Negli ultimi anni i riferimenti a Elsa Schiaparelli si sono fatti via via più numerosi e insistenti. Complice anche la più volte annunciata riesumazione del marchio, ma non solo. Evidentemente l’accostamento, anche solo di sfuggita, con un nome così pieno di carisma e contenuti, fa gola a molti. E si sa, gli avvoltoi sono sempre pronti quando c’è un boccone in vista..

Di quel disgraziato abbinamento o conversazione impossibile con Prada ho già parlato. Pure ho già scritto di quel tentativo mal riuscito di rispolverare qualche reminiscenza, complice un Lacroix non proprio in forma.  Le ultime notizie sono di uno Zanini all’opera per tentare una mission (possible?) quantomai ardua.

Tutti questi scivoloni o fallimenti mi fanno immaginare che ci sia un elemento clamorosamente mancante in queste storie: la conoscenza.  Siamo davvero sicuri che tutti coloro che si occupano di un sistema così fluttuante come quello della moda abbiano concreta conoscenza di ciò che vanno a trattare? In fondo Elsa Schiaparelli rimane uno dei nomi della storia della moda meno conosciuti, se non per due o tre cose che passano di bocca in bocca. Eppure è una tra i pochi ad aver scritto persino una autobiografia.

Tra l’altro è una lettura che consiglio a chiunque, perché non parla solo di moda, ma svela alcuni dei lati più intimi di una donna che ha vissuto intensamente il suo tempo.

La moda della Schiap rimane legata alla sua persona e al suo modo di concepirla, ma anche al suo tempo, che la mise di fronte a scelte non facili. E’ possibile dire che lei fu la prima a regalare alle donne la consapevolezza che con gli abiti potevano finalmente mostrare una personalità, che i loro corpi parlavano un linguaggio più articolato della semplice appartenenza di genere. Essere donne pensanti non era affatto scontato negli anni ’30:

Ho sempre invidiato (agli uomini) il fatto di poter uscire da soli a qualunque ora. Vagare senza meta per tutta la notte o stare seduti in un caffè senza far nulla sono privilegi che possono sembrare di nessuna importanza, ma che in realtà danno alla vita un sapore molto più intenso e sofisticato.

Se Chanel e Vionnet avevano liberato il corpo e i tessuti, lei fece un ulteriore passo in avanti e mise mano alla liberazione del significato di un abito, della sua interazione con la sfera dei sogni, dell’inconscio. Per fare questo si servì dell’arte, ma in un modo che è ben lontano da molti degli esperimenti (più che altro commerciali) attuali.

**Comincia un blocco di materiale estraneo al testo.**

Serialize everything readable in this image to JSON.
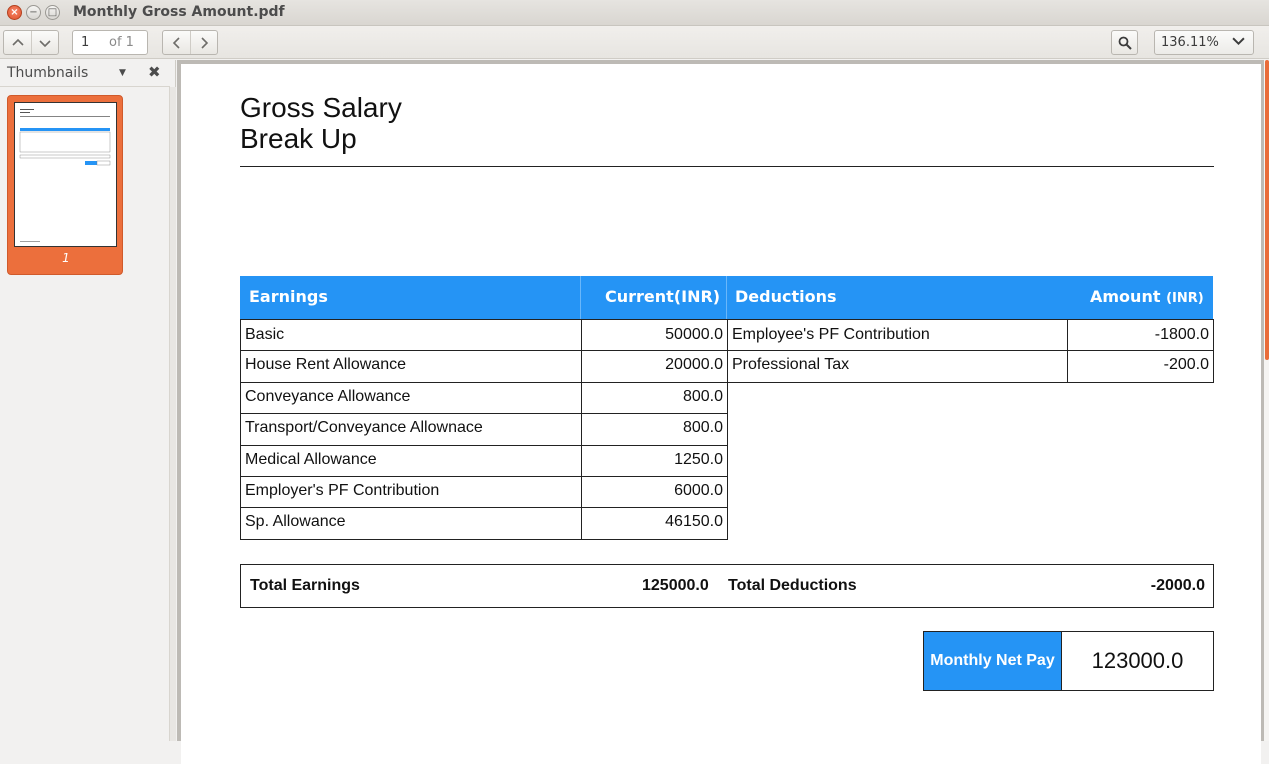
{
  "window": {
    "title": "Monthly Gross Amount.pdf",
    "close_glyph": "×",
    "min_glyph": "−",
    "max_glyph": "□"
  },
  "toolbar": {
    "current_page": "1",
    "page_total": "of 1",
    "zoom": "136.11%"
  },
  "sidebar": {
    "title": "Thumbnails",
    "thumbnail_page_number": "1"
  },
  "document": {
    "title_line1": "Gross Salary",
    "title_line2": "Break Up",
    "headers": {
      "earnings": "Earnings",
      "current": "Current(INR)",
      "deductions": "Deductions",
      "amount": "Amount",
      "amount_unit": "(INR)"
    },
    "earnings": [
      {
        "label": "Basic",
        "value": "50000.0"
      },
      {
        "label": "House Rent Allowance",
        "value": "20000.0"
      },
      {
        "label": "Conveyance Allowance",
        "value": "800.0"
      },
      {
        "label": "Transport/Conveyance Allownace",
        "value": "800.0"
      },
      {
        "label": "Medical Allowance",
        "value": "1250.0"
      },
      {
        "label": "Employer's PF Contribution",
        "value": "6000.0"
      },
      {
        "label": "Sp. Allowance",
        "value": "46150.0"
      }
    ],
    "deductions": [
      {
        "label": "Employee's PF Contribution",
        "value": "-1800.0"
      },
      {
        "label": "Professional Tax",
        "value": "-200.0"
      }
    ],
    "totals": {
      "earnings_label": "Total Earnings",
      "earnings_value": "125000.0",
      "deductions_label": "Total Deductions",
      "deductions_value": "-2000.0"
    },
    "net_pay": {
      "label": "Monthly Net Pay",
      "value": "123000.0"
    }
  },
  "colors": {
    "header_blue": "#2594f5",
    "thumbnail_orange": "#ec6f3c"
  }
}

La Schiaparelli ragionava come un’artista, pur consapevole che quegli abiti erano comunque destinati a vestire il quotidiano. Un’alchimia che ha dell’incredibile, forse possibile allora anche grazie ad un momento storico irripetibile, forse, semplicemente, il frutto di una mente e di una creatività al di fuori da ogni schema. Tanto superiore da permetterle di capire anche quando lasciare:

Quando il vento ti prende il cappello e te lo porta via, sfidandoti a inseguirlo sempre più lontano, tu devi correre più veloce del vento se vuoi recuperarlo. Capii allora che per costruire con maggiore solidità, a volte si è costretti a distruggere. Che bisogna imparare a parlare la lingua di chi non capisce la differenza tra carne da macello e carne umana..

Pensando a tutto questo, mi accorsi che si era chiuso un cerchio e che non potevo proseguire per la stessa strada senza diventare una schiava; che dovevo allontanarmi da Place Vendome, alle cui tiranniche esigenze ero ormai soggiogata, e che avevo bisogno di un cambiamento radicale.

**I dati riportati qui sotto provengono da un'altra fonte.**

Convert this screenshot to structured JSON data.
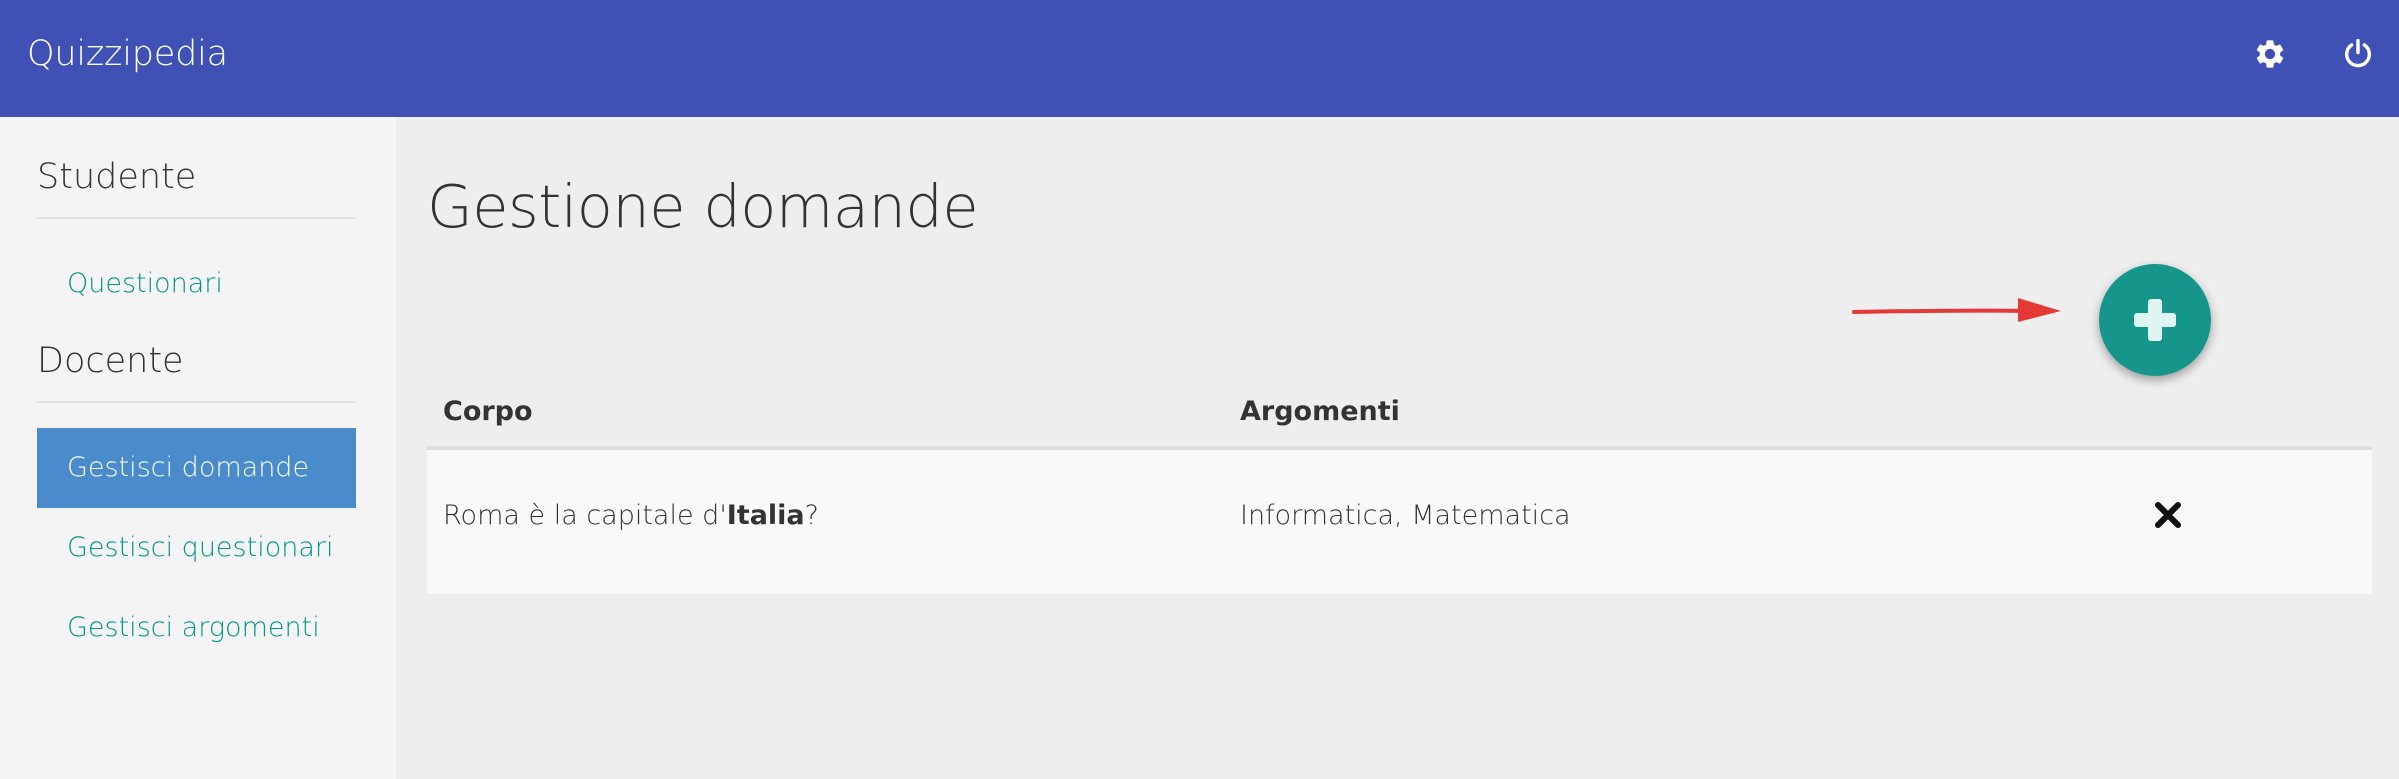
{
  "navbar": {
    "brand": "Quizzipedia",
    "icons": [
      "settings-gear-icon",
      "power-icon"
    ],
    "color": "#3f51b5"
  },
  "sidebar": {
    "sections": [
      {
        "heading": "Studente",
        "items": [
          {
            "label": "Questionari",
            "active": false
          }
        ]
      },
      {
        "heading": "Docente",
        "items": [
          {
            "label": "Gestisci domande",
            "active": true
          },
          {
            "label": "Gestisci questionari",
            "active": false
          },
          {
            "label": "Gestisci argomenti",
            "active": false
          }
        ]
      }
    ],
    "link_color": "#009688",
    "active_color": "#4a8ccb"
  },
  "main": {
    "title": "Gestione domande",
    "add_button": {
      "icon": "plus-icon",
      "color": "#16968a"
    },
    "annotation": {
      "icon": "red-arrow-icon",
      "color": "#e53935"
    },
    "table": {
      "headers": [
        "Corpo",
        "Argomenti"
      ],
      "rows": [
        {
          "corpo_prefix": "Roma è la capitale d'",
          "corpo_bold": "Italia",
          "corpo_suffix": "?",
          "argomenti": "Informatica, Matematica",
          "action_icon": "delete-x-icon"
        }
      ]
    }
  }
}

Una lezione imperdibile per tutti quelli che si avvicinano o che sono già da tempo alle prese con la moda. Prima ancora di accostarsi a questo nome, prima di riempirsi la bocca con nomi che finiscono con il rappresentare solo la smania di rubare qua e là briciole di storia.

Una lezione che non ammette i protagonismi dei personaggi, bensì il coraggio delle persone.